Looking harassed, Jampa bowed her head and spoke first. ‘‘He came through the clouds on an iron bird, over the great mountains.’’
The abbess stood back and examined the airman critically from a distance as she would a yak whose milk had grown sour. ‘‘We have very strict rules. Men are not allowed.’’
‘‘We understand that, your reverence,’’ said Jampa between tightened lips. ‘‘However, the stranger’s wounds seem grave.’’
‘‘You must take him to the monastery. The High Abbott will decide how to treat him. Only he has the ripeness and wisdom for such things.’’
‘‘But if we move him he will die,’’ Sum Sum challenged. ‘‘We can save him if he stays here. The monastery is several miles away.’’
Jampa click-clacked her tongue, anxious to diffuse the tension in the air.
Radiating disapproval, the abbess locked eyes with Sum Sum. ‘‘We know nothing of his kind. Look at him; he has ink pictures on his chest. These white men are men of war, they are as hard as their far-flung accents. We must leave this to the High Abbott. And you, Sengemo, must learn to hold your tongue. You are in a nunnery now. You cannot say something simply because you want to. Continue showing dissent and you will find yourself struggling to remain here.’’

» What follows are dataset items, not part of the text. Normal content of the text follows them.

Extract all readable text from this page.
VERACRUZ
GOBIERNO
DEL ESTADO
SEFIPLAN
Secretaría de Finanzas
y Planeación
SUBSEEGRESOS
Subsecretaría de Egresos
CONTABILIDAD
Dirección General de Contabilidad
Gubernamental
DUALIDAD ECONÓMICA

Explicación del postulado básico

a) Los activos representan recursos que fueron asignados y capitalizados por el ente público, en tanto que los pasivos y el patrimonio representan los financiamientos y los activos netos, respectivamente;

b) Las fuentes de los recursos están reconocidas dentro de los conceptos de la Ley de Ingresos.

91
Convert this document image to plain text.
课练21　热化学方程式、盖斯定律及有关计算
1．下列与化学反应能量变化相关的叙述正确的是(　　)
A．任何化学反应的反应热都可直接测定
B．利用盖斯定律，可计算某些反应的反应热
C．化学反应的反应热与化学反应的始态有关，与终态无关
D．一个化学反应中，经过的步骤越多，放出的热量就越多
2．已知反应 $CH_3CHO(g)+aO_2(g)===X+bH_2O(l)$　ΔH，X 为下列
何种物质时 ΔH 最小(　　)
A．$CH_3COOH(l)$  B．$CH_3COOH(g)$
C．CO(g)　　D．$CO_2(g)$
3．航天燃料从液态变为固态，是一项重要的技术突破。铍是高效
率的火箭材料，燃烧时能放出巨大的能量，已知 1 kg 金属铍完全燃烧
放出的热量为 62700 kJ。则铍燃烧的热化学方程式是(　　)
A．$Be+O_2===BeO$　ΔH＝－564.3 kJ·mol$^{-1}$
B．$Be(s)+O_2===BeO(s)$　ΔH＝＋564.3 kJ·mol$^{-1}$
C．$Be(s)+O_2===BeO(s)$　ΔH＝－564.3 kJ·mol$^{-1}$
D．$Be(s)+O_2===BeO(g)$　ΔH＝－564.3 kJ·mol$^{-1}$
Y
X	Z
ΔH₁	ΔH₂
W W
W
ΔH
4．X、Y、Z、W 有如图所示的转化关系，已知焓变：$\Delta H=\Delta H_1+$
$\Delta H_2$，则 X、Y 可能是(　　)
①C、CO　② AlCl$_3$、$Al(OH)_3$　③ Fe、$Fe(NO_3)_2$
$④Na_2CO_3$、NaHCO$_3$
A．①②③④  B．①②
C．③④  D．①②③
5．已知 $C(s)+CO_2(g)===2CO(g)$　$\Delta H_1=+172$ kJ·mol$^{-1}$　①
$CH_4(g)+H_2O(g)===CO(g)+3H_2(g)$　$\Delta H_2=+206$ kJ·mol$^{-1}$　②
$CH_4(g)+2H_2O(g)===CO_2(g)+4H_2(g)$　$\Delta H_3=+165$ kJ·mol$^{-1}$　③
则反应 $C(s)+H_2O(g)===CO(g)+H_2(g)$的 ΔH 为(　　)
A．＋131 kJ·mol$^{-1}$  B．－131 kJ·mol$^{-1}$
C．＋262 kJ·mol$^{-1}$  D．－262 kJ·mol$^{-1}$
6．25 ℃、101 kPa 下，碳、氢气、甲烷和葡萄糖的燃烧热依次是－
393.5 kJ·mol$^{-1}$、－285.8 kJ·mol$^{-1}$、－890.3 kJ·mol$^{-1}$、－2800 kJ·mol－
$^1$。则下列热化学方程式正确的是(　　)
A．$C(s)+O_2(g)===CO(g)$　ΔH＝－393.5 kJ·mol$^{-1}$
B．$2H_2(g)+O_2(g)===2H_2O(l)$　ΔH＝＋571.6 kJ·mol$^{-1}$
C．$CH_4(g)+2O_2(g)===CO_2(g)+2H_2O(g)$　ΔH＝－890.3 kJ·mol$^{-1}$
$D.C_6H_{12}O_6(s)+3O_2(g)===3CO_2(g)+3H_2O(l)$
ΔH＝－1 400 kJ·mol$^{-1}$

Sum Sum nodded gravely back at her but did not lower her eyes submissively. She felt no regret about speaking out. Affronted, the abbess shook out her robes and retreated to her rooms, vanishing through a little doorway.
Sum Sum fixed her thoughts on the abbess’s words. The phrase ‘struggling to remain here’ took on new meaning. She gave a puff of exhaustion and felt a flutter of emotions – defiance, pride, anger and dread. It was the dread of being alone once more. But right now she didn’t care what the abbess thought. She’d done a good thing. She’d helped save a man’s life. And if they didn’t appreciate her then she would leave.
Sum Sum marched off towards her dormitory. The whispering began again as soon as she was out of sight.